On Friday, May 1, 2015 at 3:25:50 AM UTC-5, Steven Sagaert wrote:
>
> I think the performance comparisons between Julia & Python are flawed. 
> They seem to be between standard Python & Julia but since Julia is all 
> about scientific programming it really should be between SciPi & Julia. 
> Since SciPi uses much of the same underlying libs in Fortran/C the 
> performance gap will be much smaller and to be really fair it should be 
> between numba compiled SciPi code & julia. I suspect the performance will 
> be very close then (and close to C performance).
>
> Similarly the standard benchmark (on the opening page of julia website) 
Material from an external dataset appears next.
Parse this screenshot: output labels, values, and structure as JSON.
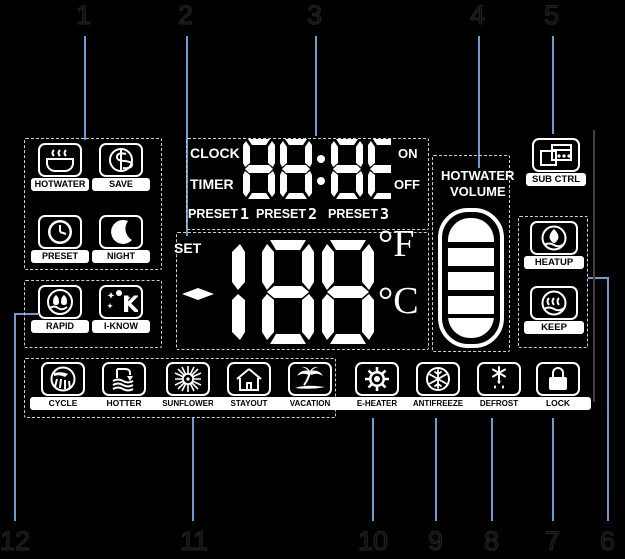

> between R & julia is also flawed because it takes the best case scenario 
> for julia (loops & mutable datastructures) & the worst case scenario for R. 
> When the same R program is rewritten in vectorised style it beat julia see 
> https://matloff.wordpress.com/2014/05/21/r-beats-python-r-beats-julia-anyone-else-wanna-challenge-r/
> .
>

All benchmarks are flawed in that sense--a single benchmark can't tell you 
everything. The Julia performance benchmarks are testing algorithms 
expressed in the langauges themselves. It is not a test of foreign-function 
interfaces and BLAS implementations, so the benchmarks don't test that.